The ability to identify, at frequent and regular intervals – whether performance is on or off track – typically uses a ‘trajectory’. A trajectory plots an expected performance curve between a baseline and a target that expires sometime in the future. Actual performance is then measured against this curve.
Where performance is off-track for a sustained period (what counts as ‘sustained’ will differ from outcome to outcome), it is necessary to diagnose the drivers of under performance. This diagnosis should be used as a base for formulating improvement plans. Where the organisation requires it, the ability to support implementation of improvement plans is also necessary.
As performance is recovered, it is time to disengage support from the organisation in question without losing the improvements made. You will want to agree your plans for addressing under performance within existing partnership arrangements.
The following pointers are the things you might want to take into account when formulating your approach:
To identify performance you should ask yourself:
- who in the partnerships, and their constituent organisations, is going to be responsible for setting targets and constructing performance trajectories?
- how will these trajectories be made transparent to the children and young peoples partnerships, and related governance arrangements?
- what will you do to identify performance challenges against trajectories?
- at what point will it be necessary to discuss further with the partnership?
To formulate improvement plans you should ask yourself:
- What arrangements will be put in place for developing improvement plans?
- What are the responsibilities of the partnership and constituent organisations?
- How will you assess the results of improvements at sufficiently frequent intervals?
- What external expertise may be needed to do this?

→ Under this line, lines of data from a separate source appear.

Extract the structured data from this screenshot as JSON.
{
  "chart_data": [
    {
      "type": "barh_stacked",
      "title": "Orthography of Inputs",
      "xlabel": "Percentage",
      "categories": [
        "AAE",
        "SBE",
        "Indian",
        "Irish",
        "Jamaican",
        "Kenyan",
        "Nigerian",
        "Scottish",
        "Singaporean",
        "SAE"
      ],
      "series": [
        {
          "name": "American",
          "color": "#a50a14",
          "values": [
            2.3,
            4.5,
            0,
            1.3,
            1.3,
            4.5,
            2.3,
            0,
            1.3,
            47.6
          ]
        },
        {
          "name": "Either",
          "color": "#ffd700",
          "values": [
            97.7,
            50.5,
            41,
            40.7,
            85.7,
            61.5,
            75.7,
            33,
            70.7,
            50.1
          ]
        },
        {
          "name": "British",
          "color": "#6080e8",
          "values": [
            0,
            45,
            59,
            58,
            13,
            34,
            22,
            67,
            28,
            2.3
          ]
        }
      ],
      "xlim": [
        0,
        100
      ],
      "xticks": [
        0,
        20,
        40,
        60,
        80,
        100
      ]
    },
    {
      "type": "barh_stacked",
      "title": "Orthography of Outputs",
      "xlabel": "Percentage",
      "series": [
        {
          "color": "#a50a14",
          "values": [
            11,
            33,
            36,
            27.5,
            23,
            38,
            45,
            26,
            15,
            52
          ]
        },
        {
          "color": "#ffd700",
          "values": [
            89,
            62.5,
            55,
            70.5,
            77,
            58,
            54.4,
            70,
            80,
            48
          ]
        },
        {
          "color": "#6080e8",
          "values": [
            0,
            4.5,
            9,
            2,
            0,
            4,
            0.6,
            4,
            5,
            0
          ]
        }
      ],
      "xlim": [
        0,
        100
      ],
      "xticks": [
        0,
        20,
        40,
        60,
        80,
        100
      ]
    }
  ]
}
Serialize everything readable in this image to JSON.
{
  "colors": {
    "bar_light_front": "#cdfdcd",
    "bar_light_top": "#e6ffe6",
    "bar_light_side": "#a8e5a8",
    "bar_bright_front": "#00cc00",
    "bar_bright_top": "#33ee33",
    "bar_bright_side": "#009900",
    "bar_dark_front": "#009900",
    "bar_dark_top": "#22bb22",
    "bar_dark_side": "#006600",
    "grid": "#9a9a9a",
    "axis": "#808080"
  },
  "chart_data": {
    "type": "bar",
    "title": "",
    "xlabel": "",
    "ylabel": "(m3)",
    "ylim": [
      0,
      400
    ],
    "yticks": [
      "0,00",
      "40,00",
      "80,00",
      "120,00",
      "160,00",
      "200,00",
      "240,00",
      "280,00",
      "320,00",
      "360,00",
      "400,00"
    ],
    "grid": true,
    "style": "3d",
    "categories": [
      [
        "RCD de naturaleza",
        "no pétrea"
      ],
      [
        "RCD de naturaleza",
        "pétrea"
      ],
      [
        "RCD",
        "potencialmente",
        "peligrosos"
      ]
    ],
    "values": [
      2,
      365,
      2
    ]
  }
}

To disengage support successfully from the challenges that have been met -you should ask:
- What would the exit strategy be for where performance has returned to trajectory, or shows every indication of doing so?
- What frequency of monitoring will be needed to respond should performance once again dip?
Evaluation
Evaluation has key elements:
- Effectiveness - the extent to which aims and objectives are met
- Appropriateness - relevance to need
- Acceptability - to the people concerned
- Efficiency - ratio of costs to benefits
- Equity - equal provision for equal needs
Therefore a full evaluation of the strategy will cover all five. However for most purposes, an evaluation of its effectiveness is the most important in the short term. This involves analysing the data collected in the monitoring stage, to determine whether the strategy is achieving its strategic aims and objectives.
Evaluation could also include consideration of:
- How stakeholders experience the strategy
- What changes or benefits the strategy is bringing about beyond the objectives (unexpected benefits/problems)
It should consider why any targets or deadlines have not been met, and what can be done to rectify this: whether, for example, actions need to be reconsidered, implementation improved, or new or overlooked factors taken into account. In the longer term, all five elements of evaluation (as above) should be considered.
Annual Review
Welsh Assembly Government guidance states that the children and young peoples plans should be reviewed annually. This review should take into account:
- The findings of the monitoring and evaluation, including successes and problems
- Environmental changes (for example, policy/legislative; economic; and social changes) which may demand new or different responses
- Developments in other localities (or within the local area) - are new schemes emerging as examples of good practice which can be learnt from?
- Feedback from those affected by the strategy
If as a result of the review significant changes to the strategy are required, these should be consulted on.